My point was that a computer has to do this out of the box with very little information. Take your average human. If he were unfamiliar with the gestures of a person or even of what a mouse pointer was, it'd take him weeks if not months to learn to recognize different gestures. This is why AI algorithms aren't modeled after humans; they have to work under different circumstances.
Even when they're tuned, they still make errors a 3 year old would never make. The approach I'm advocating, growing from a seed in connection with a rich environment, is something that happens before deployment time so to speak.
It would take 3 years or more to "grow" that AI assuming you could provide it with the stimulus that teaches it constantly like an infant has access to. It'd also be a hell of a lot of information to package with the software.

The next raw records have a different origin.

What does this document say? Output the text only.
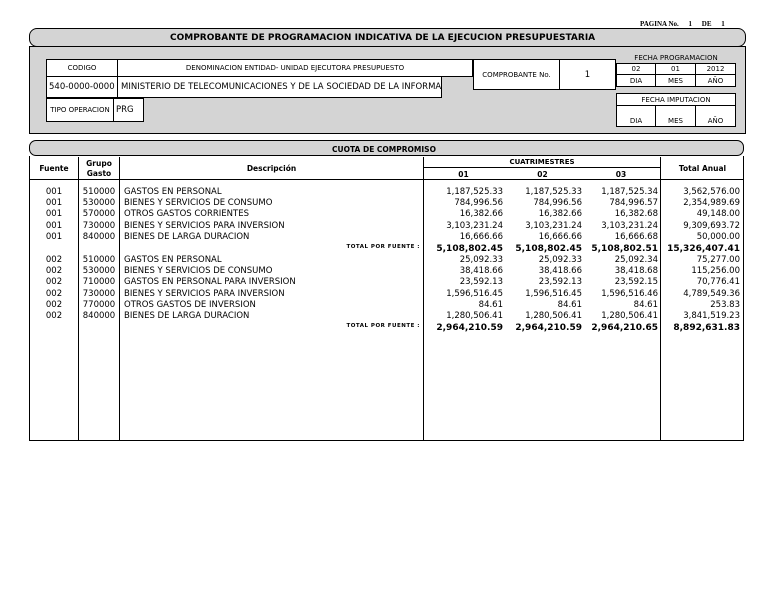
PAGINA No. 1 DE 1
COMPROBANTE DE PROGRAMACION INDICATIVA DE LA EJECUCION PRESUPUESTARIA
CODIGO	DENOMINACION ENTIDAD- UNIDAD EJECUTORA PRESUPUESTO
540-0000-0000 MINISTERIO DE TELECOMUNICACIONES Y DE LA SOCIEDAD DE LA INFORMA
COMPROBANTE No.	1
FECHA PROGRAMACION
02	01	2012
DIA	MES	AÑO
FECHA IMPUTACION
DIA	MES	AÑO
TIPO OPERACION PRG
CUOTA DE COMPROMISO
Fuente
Grupo
Gasto
Descripción
CUATRIMESTRES
01	02	03
Total Anual
001	510000	GASTOS EN PERSONAL	1,187,525.33	1,187,525.33	1,187,525.34	3,562,576.00
001	530000	BIENES Y SERVICIOS DE CONSUMO	784,996.56	784,996.56	784,996.57	2,354,989.69
001	570000	OTROS GASTOS CORRIENTES	16,382.66	16,382.66	16,382.68	49,148.00
001	730000	BIENES Y SERVICIOS PARA INVERSION	3,103,231.24	3,103,231.24	3,103,231.24	9,309,693.72
001	840000	BIENES DE LARGA DURACION	16,666.66	16,666.66	16,666.68	50,000.00
TOTAL POR FUENTE :	5,108,802.45	5,108,802.45	5,108,802.51	15,326,407.41
002	510000	GASTOS EN PERSONAL	25,092.33	25,092.33	25,092.34	75,277.00
002	530000	BIENES Y SERVICIOS DE CONSUMO	38,418.66	38,418.66	38,418.68	115,256.00
002	710000	GASTOS EN PERSONAL PARA INVERSION	23,592.13	23,592.13	23,592.15	70,776.41
002	730000	BIENES Y SERVICIOS PARA INVERSION	1,596,516.45	1,596,516.45	1,596,516.46	4,789,549.36
002	770000	OTROS GASTOS DE INVERSION	84.61	84.61	84.61	253.83
002	840000	BIENES DE LARGA DURACION	1,280,506.41	1,280,506.41	1,280,506.41	3,841,519.23
TOTAL POR FUENTE :	2,964,210.59	2,964,210.59	2,964,210.65	8,892,631.83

How much training time do you need to understand the speech of someone you just met?
It took me about 10 years before I could understand about 90% of most people's speech. That's not even taking into account dialect and accents.
What Moore's Law will not solve is the question of how do we properly build these systems. My point is that real intelligence needs to be grown, not designed.
That approach may be preferable one day but not today. The data contained by a human capable of piloting a drone or understand language is vast. It would take Moore's law quite some time before the amount of data you can ship with typical AI applications is sufficient and even then, it will only work with the type of stuff you can train it for in the lab.
Find me an algorithm that can design an iPhone or prove Poincare's conjecture, and I might change my mind.
Most of the iPhone was probably designed by an algorithm. I very much doubt Samsung had their engineers hand-wire the CPU or map out the logic. Logic synthesis, behavorial synthesis, automated place-and-route and physical design tools are integral to designing all electronic devices nowadays.
The PCB layout was probably semi-automated with some engineer creating bus and wire guides and an auto-route software.
Design-automation tools are getting more and more powerful by the day. This year's DAC demonstrated quite a few large advances in C-to-hardware synthesis.
That's because most AI research isn't aimed at creating lovable but emotionally troubled human-like intelligence. Most of the commercial applications for AI involve much different circumstances than humans. The gesture recognition in Firefox or an iPhone, for example, simply doesn't have years to learn a particular person's pointer movements. It has to work practically out-of-the-box with maybe a small (few hours worth of use) training period.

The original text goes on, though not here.